Speyside region – 57.8% ABV – £59.50 – Bottled by Abbey Whisky and only 96 bottles!
For a long time, it seemed that Abbey Whisky was *THE* online shop to go to for hard-to-find, rare and ultra-premium bottles of whisky. I think they are still that source but Abbey has seemed to expand their offerings to include more off-the-shelf bottlings.
Expanding their presence even further Abbey has begun bottling their own whiskies. This 17yo single cask of Caperdonich is one of those.
Abbey whisky is well worth your time and perusal. What’s more is you’ll find their customer service to be among the best around.
Special thanks to MS from Abbey for the official sample.
With all of the Caperdonichs I’ve had, I can’t believe this is the first official review I’ve done of one of their whiskies…
On the nose — Upon initial sniffing, this seems like a hot lil’ bugger. Stinging in the nostrils and quite peppery.
Give it a few minutes and things become a bit different.
Loads of dried pineapples and green apple.
Maybe just a touch of cardboard and cigarette ash (minus any hint of smoke, if’n that makes sense to you. It does to me so, there.).
Seasoned oak and orange pekoe infused honey.
On the mouth — Big ol’ m*ther f*cking pepper fight in the mouth. Explosions of peppery and spiced oak, vanilla and unripened citrus fruits.
Give this some time (as with the nose) and you’re rewarded.
There are flavors behind the heat and the heat does, in fact, dissipate.
The whisky gets creamy and I am reminded of vanilla bean ice cream.
Wood spiced vanilla and honey (and again, just a touch of ash without the smoke).
Finish — Lasting spice and vanilla, and I mean LASTING.
In sum — Take heed the words of the very smart Chinese Sage, Confucius. Patience, good friends is a virtue.
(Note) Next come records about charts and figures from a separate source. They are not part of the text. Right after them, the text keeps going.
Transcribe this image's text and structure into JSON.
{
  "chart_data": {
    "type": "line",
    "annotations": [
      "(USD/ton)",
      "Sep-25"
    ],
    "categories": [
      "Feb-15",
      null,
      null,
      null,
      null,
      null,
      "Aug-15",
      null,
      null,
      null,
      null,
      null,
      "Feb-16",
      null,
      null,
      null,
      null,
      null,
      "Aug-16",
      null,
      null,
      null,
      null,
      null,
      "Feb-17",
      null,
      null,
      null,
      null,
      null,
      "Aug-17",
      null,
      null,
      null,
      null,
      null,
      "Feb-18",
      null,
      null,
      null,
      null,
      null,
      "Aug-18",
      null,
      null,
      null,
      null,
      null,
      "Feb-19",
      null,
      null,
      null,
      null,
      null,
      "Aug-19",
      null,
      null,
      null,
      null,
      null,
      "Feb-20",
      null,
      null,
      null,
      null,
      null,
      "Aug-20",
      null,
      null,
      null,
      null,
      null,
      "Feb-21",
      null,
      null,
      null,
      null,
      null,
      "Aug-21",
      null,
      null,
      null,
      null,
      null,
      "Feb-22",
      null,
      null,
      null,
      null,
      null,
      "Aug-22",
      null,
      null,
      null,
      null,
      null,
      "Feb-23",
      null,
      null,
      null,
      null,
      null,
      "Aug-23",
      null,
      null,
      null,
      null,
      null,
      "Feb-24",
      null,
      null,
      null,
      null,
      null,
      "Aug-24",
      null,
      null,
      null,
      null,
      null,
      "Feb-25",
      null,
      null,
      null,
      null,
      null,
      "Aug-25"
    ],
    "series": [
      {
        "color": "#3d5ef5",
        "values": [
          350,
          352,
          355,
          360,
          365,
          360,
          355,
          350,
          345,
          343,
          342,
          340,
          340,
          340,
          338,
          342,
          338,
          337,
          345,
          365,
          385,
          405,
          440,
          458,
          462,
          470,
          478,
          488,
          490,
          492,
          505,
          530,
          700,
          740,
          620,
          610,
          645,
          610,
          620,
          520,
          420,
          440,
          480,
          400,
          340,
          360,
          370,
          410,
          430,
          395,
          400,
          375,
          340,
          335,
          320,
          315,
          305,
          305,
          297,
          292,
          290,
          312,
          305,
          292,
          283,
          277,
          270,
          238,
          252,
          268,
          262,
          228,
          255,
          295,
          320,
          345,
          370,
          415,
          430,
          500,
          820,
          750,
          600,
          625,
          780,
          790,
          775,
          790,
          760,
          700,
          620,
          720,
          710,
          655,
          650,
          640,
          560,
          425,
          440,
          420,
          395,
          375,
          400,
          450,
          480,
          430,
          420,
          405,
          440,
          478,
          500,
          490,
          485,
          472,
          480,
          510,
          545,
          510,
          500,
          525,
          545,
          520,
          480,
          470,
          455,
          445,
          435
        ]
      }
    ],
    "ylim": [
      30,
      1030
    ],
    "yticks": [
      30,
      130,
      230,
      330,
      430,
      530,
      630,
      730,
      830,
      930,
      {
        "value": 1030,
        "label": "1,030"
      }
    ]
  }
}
Sure I could have used some water but I held off when I found the amazing evolution on the nose. I wanted to let this one ride out in its most natural form, without the addition of water. This is, without a doubt a Sunday morning dram. Sit down with the newspaper (remember those?), get disgusted with the news, say “F” it all and just enjoy some fine whisky and a true pick-me-up.